You’re not employing the right people
Sometimes, it simply is a case that you’re not getting the right people for the position. You want the best employees you can get, but focusing too much on skills and experience isn’t always the best place to look for that. They need to have the personal skills as well, from communicating well to dealing with a team. Similarly, you should be open to fresher hires, too. A problem with experienced workers is sometimes the level of retraining they need to fit the role.
They’re not playing to their strengths
The role someone applied for isn’t always the role someone gets. That’s a problem of communication and your ability to assign work to the right place. Make sure you ask people about the tasks they’re doing and what they would rather be doing. Sometimes, you might need to shuffle responsibilities around some. In other cases, you could just end up using software to make certain admin tasks a lot easier or even entirely automated. Measure their productivity to see if it brings out any change. If they can’t appreciate a boss who helps shape a role around them, then they’re not right for the job.

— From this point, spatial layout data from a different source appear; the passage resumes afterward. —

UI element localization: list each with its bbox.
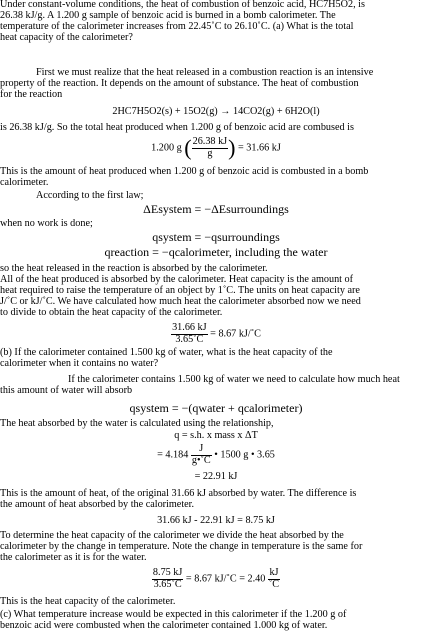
equation-q-water: qsystem = −(qwater + qcalorimeter) xyxy=(129,401,303,415)
text-line: 26.38 kJ/g. A 1.200 g sample of benzoic acid is burned in a bomb calorimeter. The xyxy=(0,10,336,21)
text-line: heat required to raise the temperature of an object by 1˚C. The units on heat capacity are xyxy=(0,285,360,296)
equation-difference: 31.66 kJ - 22.91 kJ = 8.75 kJ xyxy=(157,515,275,526)
text-line: This is the heat capacity of the calorimeter. xyxy=(0,596,176,607)
equation-q-reaction: qreaction = −qcalorimeter, including the water xyxy=(104,245,328,259)
eq-pre: 1.200 g xyxy=(151,142,182,154)
fraction xyxy=(171,323,208,345)
fraction-denominator: 3.65˚C xyxy=(153,578,182,590)
text-line: Under constant-volume conditions, the heat of combustion of benzoic acid, HC7H5O2, is xyxy=(0,0,365,10)
fraction-denominator: 3.65˚C xyxy=(175,333,204,345)
text-line: (c) What temperature increase would be expected in this calorimeter if the 1.200 g of xyxy=(0,609,347,620)
equation-calorimeter-capacity xyxy=(0,568,432,590)
fraction-numerator: 31.66 kJ xyxy=(172,322,207,333)
text-line: First we must realize that the heat released in a combustion reaction is an intensive xyxy=(36,67,374,78)
text-line: calorimeter. xyxy=(0,177,49,188)
text-line: this amount of water will absorb xyxy=(0,385,133,396)
text-line: calorimeter by the change in temperature. Note the change in temperature is the same for xyxy=(0,541,363,552)
text-line: the amount of heat absorbed by the calorimeter. xyxy=(0,499,195,510)
text-line: All of the heat produced is absorbed by the calorimeter. Heat capacity is the amount of xyxy=(0,274,354,285)
eq-post: = 31.66 kJ xyxy=(238,142,281,154)
fraction xyxy=(191,444,212,466)
text-line: benzoic acid were combusted when the calorimeter contained 1.000 kg of water. xyxy=(0,620,328,631)
eq-mid: = 8.67 kJ/˚C = 2.40 xyxy=(185,573,266,585)
fraction xyxy=(192,137,229,159)
paren-open: ( xyxy=(184,134,192,160)
text-line: when no work is done; xyxy=(0,218,93,229)
fraction-denominator: g xyxy=(207,147,213,159)
text-line: If the calorimeter contains 1.500 kg of water we need to calculate how much heat xyxy=(68,374,400,385)
eq-post: • 1500 g • 3.65 xyxy=(214,449,275,461)
text-line: for the reaction xyxy=(0,89,63,100)
eq-post: = 8.67 kJ/˚C xyxy=(210,328,261,340)
text-line: temperature of the calorimeter increases from 22.45˚C to 26.10˚C. (a) What is the total xyxy=(0,21,354,32)
fraction-numerator: kJ xyxy=(269,567,279,578)
text-line: To determine the heat capacity of the calorimeter we divide the heat absorbed by the xyxy=(0,530,344,541)
fraction-numerator: 26.38 kJ xyxy=(192,136,228,147)
fraction-denominator: ˚C xyxy=(268,578,280,590)
text-line: J/˚C or kJ/˚C. We have calculated how much heat the calorimeter absorbed now we need xyxy=(0,296,361,307)
equation-total-heat xyxy=(0,134,432,160)
text-line: (b) If the calorimeter contained 1.500 kg of water, what is the heat capacity of the xyxy=(0,347,333,358)
equation-first-law: ΔEsystem = −ΔEsurroundings xyxy=(143,202,289,216)
text-line: so the heat released in the reaction is absorbed by the calorimeter. xyxy=(0,263,268,274)
text-line: This is the amount of heat, of the original 31.66 kJ absorbed by water. The difference is xyxy=(0,488,357,499)
equation-heat-capacity xyxy=(0,323,432,345)
eq-pre: = 4.184 xyxy=(157,449,189,461)
text-line: The heat absorbed by the water is calculated using the relationship, xyxy=(0,418,274,429)
text-line: to divide to obtain the heat capacity of the calorimeter. xyxy=(0,307,223,318)
text-line: property of the reaction. It depends on the amount of substance. The heat of combustion xyxy=(0,78,359,89)
text-line: This is the amount of heat produced when 1.200 g of benzoic acid is combusted in a bomb xyxy=(0,166,369,177)
fraction-numerator: 8.75 kJ xyxy=(152,567,183,578)
text-line: the calorimeter as it is for the water. xyxy=(0,552,147,563)
paren-close: ) xyxy=(228,134,236,160)
text-line: calorimeter when it contains no water? xyxy=(0,358,159,369)
text-line: is 26.38 kJ/g. So the total heat produced when 1.200 g of benzoic acid are combused is xyxy=(0,122,354,133)
text-line: According to the first law; xyxy=(36,190,144,201)
fraction xyxy=(152,568,183,590)
equation-water-heat xyxy=(0,444,432,466)
reaction-equation: 2HC7H5O2(s) + 15O2(g) → 14CO2(g) + 6H2O(l) xyxy=(112,106,320,117)
text-line: heat capacity of the calorimeter? xyxy=(0,32,133,43)
fraction xyxy=(268,568,280,590)
equation-specific-heat: q = s.h. x mass x ΔT xyxy=(174,430,258,441)
equation-q-system: qsystem = −qsurroundings xyxy=(152,230,280,244)
equation-result: = 22.91 kJ xyxy=(194,471,238,482)
fraction-numerator: J xyxy=(191,444,212,456)
fraction-denominator: g•˚C xyxy=(191,454,211,466)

They have no stake in the business
Sometimes, they’re just not on board and not engaged. They don’t share any familiarity or sense of team with their colleagues. Again, it can sometimes be the fault of the individual, but if you can’t see a company identity in the whole, you need to change that. You need to build a shared identity and drive with the help of groups like a culture consulting company. Get them on message by briefing them not only on their roles but the strategic goals of the business as a whole. Let them realize the part they play in those larger goals so they feel like part of a collaborative effort.
You’re not pushing them
Ambition is an important motivator. Without it, people can feel stuck in a rut and get complacent. It’s not their fault for not pulling their socks up all the time. Sometimes, they just don’t see any room for improvement. By helping them come up with a personal development plan and using key performance indicators, you need to prove them wrong. Then help them attain the goals you help them set.
It’s vital that you get your people on the same page as you and in the right position. Sometimes it is a question of the wrong person for the wrong job, but it might just as easily be a case of a company failing to make a team out of a group. Investigate every angle of the question.